Alongside this, we generally recommend that an audit of the physical security of the vessel is carried out. This would involve looking at how spaces are secured using electronic access control and keys and performing a full walkthrough of the vessel.

During past engagements, issues have been found where spaces such as HVAC or swimming pool plant are inadequately secured, allowing access to IAMCS. From this perspective it may be possible to significantly impact machinery onboard.

Purple teaming

Over the life of a vessel, it is expected that new systems and equipment will be added and connected to networks. Whilst some of these will be fully approved and designed, we have often found unauthorised or poorly documented systems implemented.

For this reason, we are often asked to perform a “purple team” exercise, where we will use defined TTPs that should trigger any alerting or monitoring.

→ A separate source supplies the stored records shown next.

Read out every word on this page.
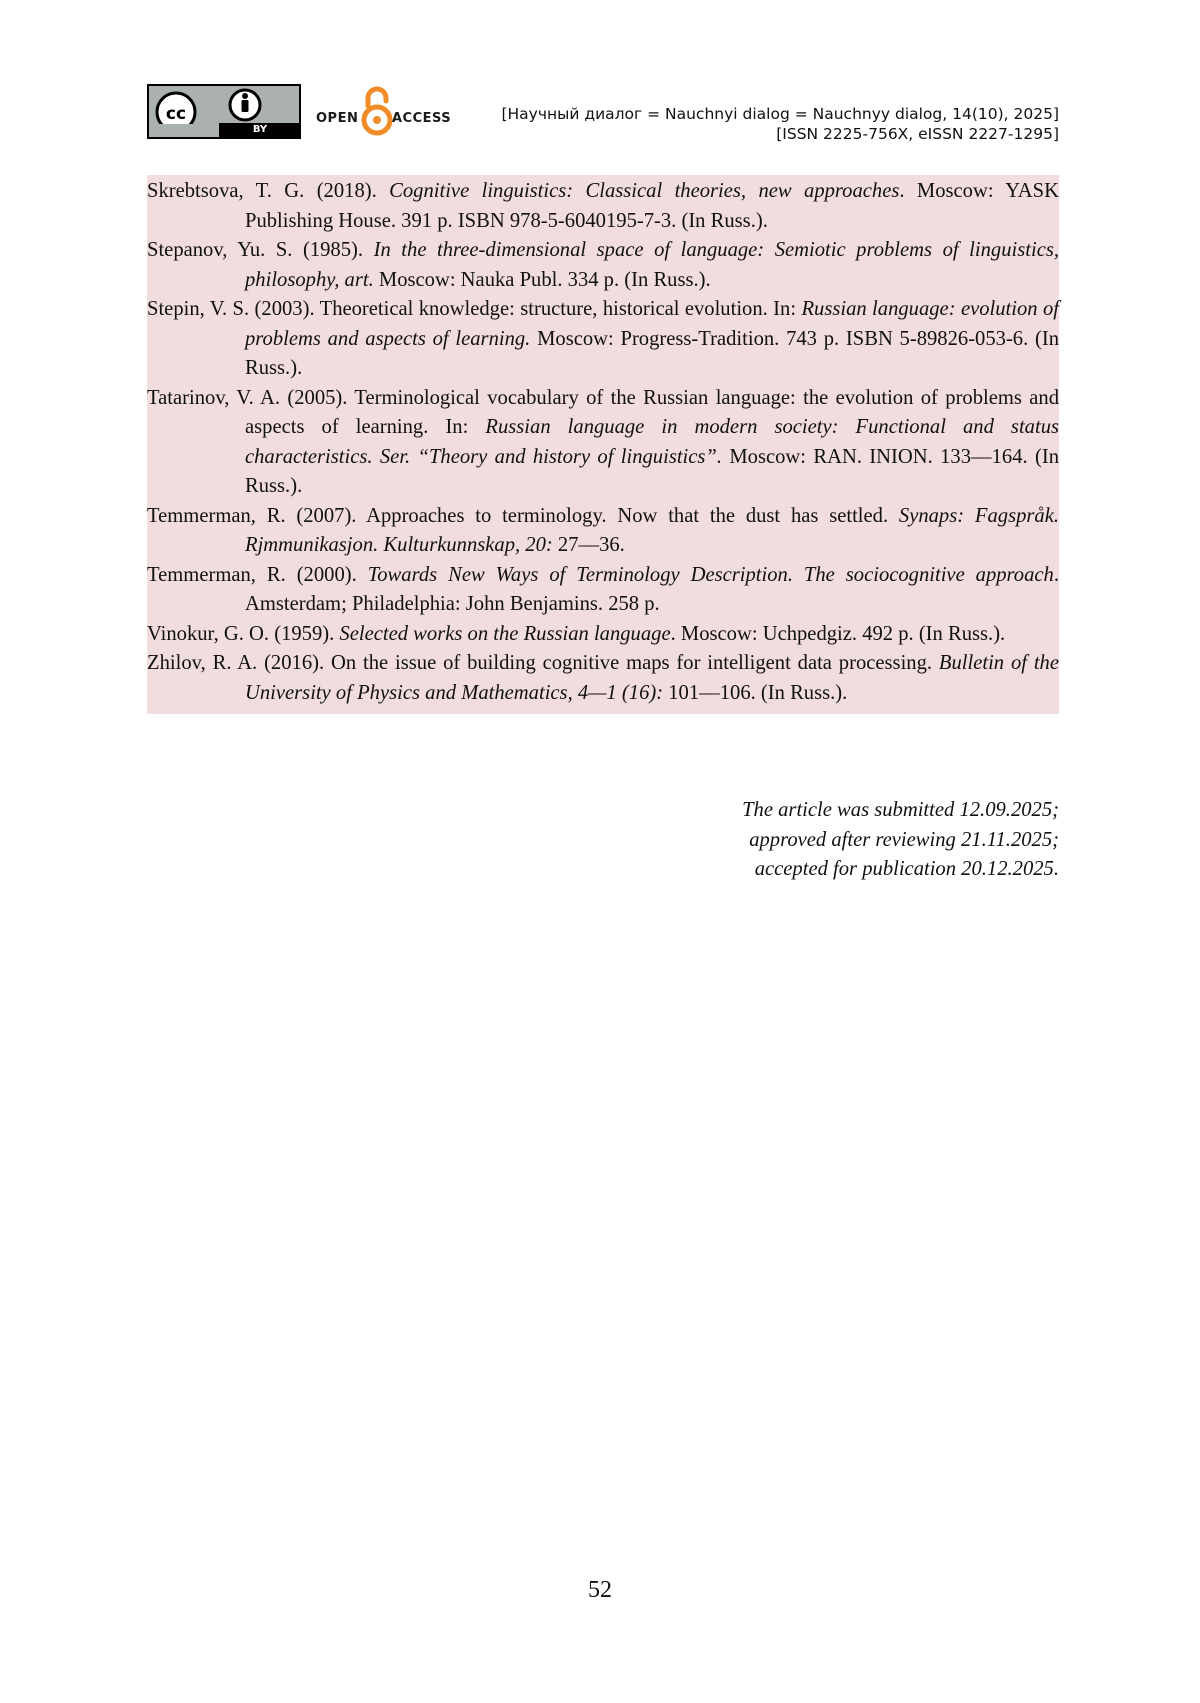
cc
BY
OPEN	ACCESS	[Научный диалог = Nauchnyi dialog = Nauchnyy dialog, 14(10), 2025]
[ISSN 2225-756X, eISSN 2227-1295]

Skrebtsova, T. G. (2018). Cognitive linguistics: Classical theories, new approaches. Moscow: YASK Publishing House. 391 p. ISBN 978-5-6040195-7-3. (In Russ.).

Stepanov, Yu. S. (1985). In the three-dimensional space of language: Semiotic problems of linguistics, philosophy, art. Moscow: Nauka Publ. 334 p. (In Russ.).

Stepin, V. S. (2003). Theoretical knowledge: structure, historical evolution. In: Russian language: evolution of problems and aspects of learning. Moscow: Progress-Tradition. 743 p. ISBN 5-89826-053-6. (In Russ.).

Tatarinov, V. A. (2005). Terminological vocabulary of the Russian language: the evolution of problems and aspects of learning. In: Russian language in modern society: Functional and status characteristics. Ser. “Theory and history of linguistics”. Moscow: RAN. INION. 133—164. (In Russ.).

Temmerman, R. (2007). Approaches to terminology. Now that the dust has settled. Synaps: Fagspråk. Rjmmunikasjon. Kulturkunnskap, 20: 27—36.

Temmerman, R. (2000). Towards New Ways of Terminology Description. The sociocognitive approach. Amsterdam; Philadelphia: John Benjamins. 258 p.

Vinokur, G. O. (1959). Selected works on the Russian language. Moscow: Uchpedgiz. 492 p. (In Russ.).

Zhilov, R. A. (2016). On the issue of building cognitive maps for intelligent data processing. Bulletin of the University of Physics and Mathematics, 4—1 (16): 101—106. (In Russ.).

The article was submitted 12.09.2025;
approved after reviewing 21.11.2025;
accepted for publication 20.12.2025.
52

Ideally, the SOC would detect the presence of a new connected system, and then crew should have adequate tools to track down the system. Examples of such techniques would include placing a new gateway into various network locations and generating unexpected traffic such as TeamViewer from existing OT systems.

What else is tested?

Alongside the above enhanced testing, the following testing is often carried out:

  • Connect to Wi-Fi and exposed Wired networks to check that they are adequately segregated from each other. Particular attention will be paid to the more easily accessible networks such as the guest and crew Wi-Fi.
  • Investigate the quality of passwords used around the vessel, including the Wi-Fi, corporate machines, bridge systems, and external systems.
  • Determine how passwords are stored on the vessel.
  • Investigate how passwords are rotated when crew leave and join.
  • Connect to the business network and investigate the connections back to shore, looking to compromise the Windows domain either from a position of no or low privilege.
  • Check that vessel-to-vessel attacks are not possible
  • Perform a network and physical audit of the vessel to discover any undocumented or unknown systems, looking for bridges between different network segments or unauthorised remote access.
  • A vulnerability assessment of the onboard PCs and servers in the corporate domain
  • A vulnerability assessment of TV / broadcast networks onboard.
  • Check that the external attack surface of the vessel is minimised.


Cruise ships are one of the most complex environments we are asked to test the security of. Testing requires significant expertise in both the maritime and hotel domains, which is why several of our team are ex ships engineers or officers of the watch.